Sales Data Analysis
Sales data analysis examines your CRM data — opportunities, activities, contacts, and outcomes — to identify patterns that improve sales performance. Combined with enriched firmographic data, it reveals which deals are most likely to close, which activities predict success, and where your sales process breaks down.
Your CRM has years of sales data: thousands of opportunities, millions of activities, and hundreds of outcomes. But nobody's analyzing it because the data is messy. Win rates are calculated on inconsistent stage definitions. Activity data is incomplete. Firmographic data is missing from half the opportunities.
What We Analyze
- Win/loss patterns. We identify firmographic and behavioral patterns that distinguish won deals from lost ones so your team can focus on the best opportunities.
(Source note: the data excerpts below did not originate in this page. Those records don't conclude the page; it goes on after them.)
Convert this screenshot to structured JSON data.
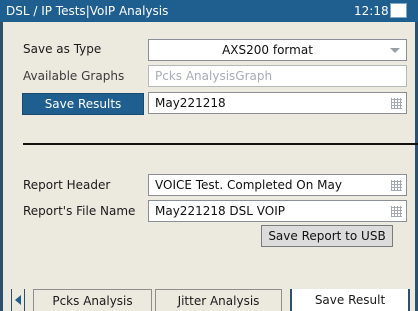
{
  "window": {
    "title": "DSL / IP Tests|VoIP Analysis",
    "clock": "12:18"
  },
  "save_as_type": {
    "label": "Save as Type",
    "value": "AXS200 format"
  },
  "available_graphs": {
    "label": "Available Graphs",
    "value": "Pcks AnalysisGraph"
  },
  "save_results": {
    "button_label": "Save Results",
    "value": "May221218"
  },
  "report_header": {
    "label": "Report Header",
    "value": "VOICE Test. Completed On May"
  },
  "report_file_name": {
    "label": "Report's File Name",
    "value": "May221218 DSL VOIP"
  },
  "save_report_button": "Save Report to USB",
  "tabs": [
    {
      "label": "Pcks Analysis",
      "active": false
    },
    {
      "label": "Jitter Analysis",
      "active": false
    },
    {
      "label": "Save Result",
      "active": true
    }
  ],
  "colors": {
    "titlebar": "#1f5f8f",
    "panel": "#ece9df",
    "accent_button": "#1f5f8f"
  }
}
- Sales cycle analysis. We measure average sales cycle length by segment, deal size, and entry point to identify where deals stall and what accelerates them.
- Activity correlation. We correlate sales activities (calls, emails, meetings, demos) with outcomes to identify which activities most strongly predict close.
- Pipeline analysis. We analyze pipeline conversion rates by stage, segment, and rep to find bottlenecks and best practices.
- Rep performance analysis. We compare rep performance normalized for territory quality and deal distribution so performance differences reflect skill, not assignment.
Sales Analysis Deliverables
- Win/loss profiles showing which deal characteristics predict success and which predict failure
- Sales cycle benchmarks by segment so reps and managers know what 'normal' looks like
- Activity playbooks based on what winning reps actually do differently in data, not anecdote
- Pipeline health assessment identifying conversion bottlenecks and stage-specific drop-off points
Common Questions
How clean does our CRM data need to be before you can analyze it?
We can work with messy data — in fact, cleaning the data is often the first step of our analysis engagement. We'll flag quality issues during the audit and clean enough to make the analysis reliable. You don't need to have perfect data before starting. That said, the cleaner the data, the faster we get to insights.
Can you compare our sales performance to industry benchmarks?
We can compare your metrics to general B2B SaaS or industry benchmarks for common metrics like win rates, sales cycle length, and average deal size. These benchmarks are directional since every company's definition of 'stage 3' and 'qualified opportunity' is different. Internal trend analysis is usually more actionable than external benchmarks.
Do you make recommendations or just present data?
We present patterns and their implications. If the data shows that deals with 3+ stakeholder meetings close at 2x the rate of single-thread deals, we'll recommend multi-threading as a process change. The recommendations are grounded in your data, not generic sales advice.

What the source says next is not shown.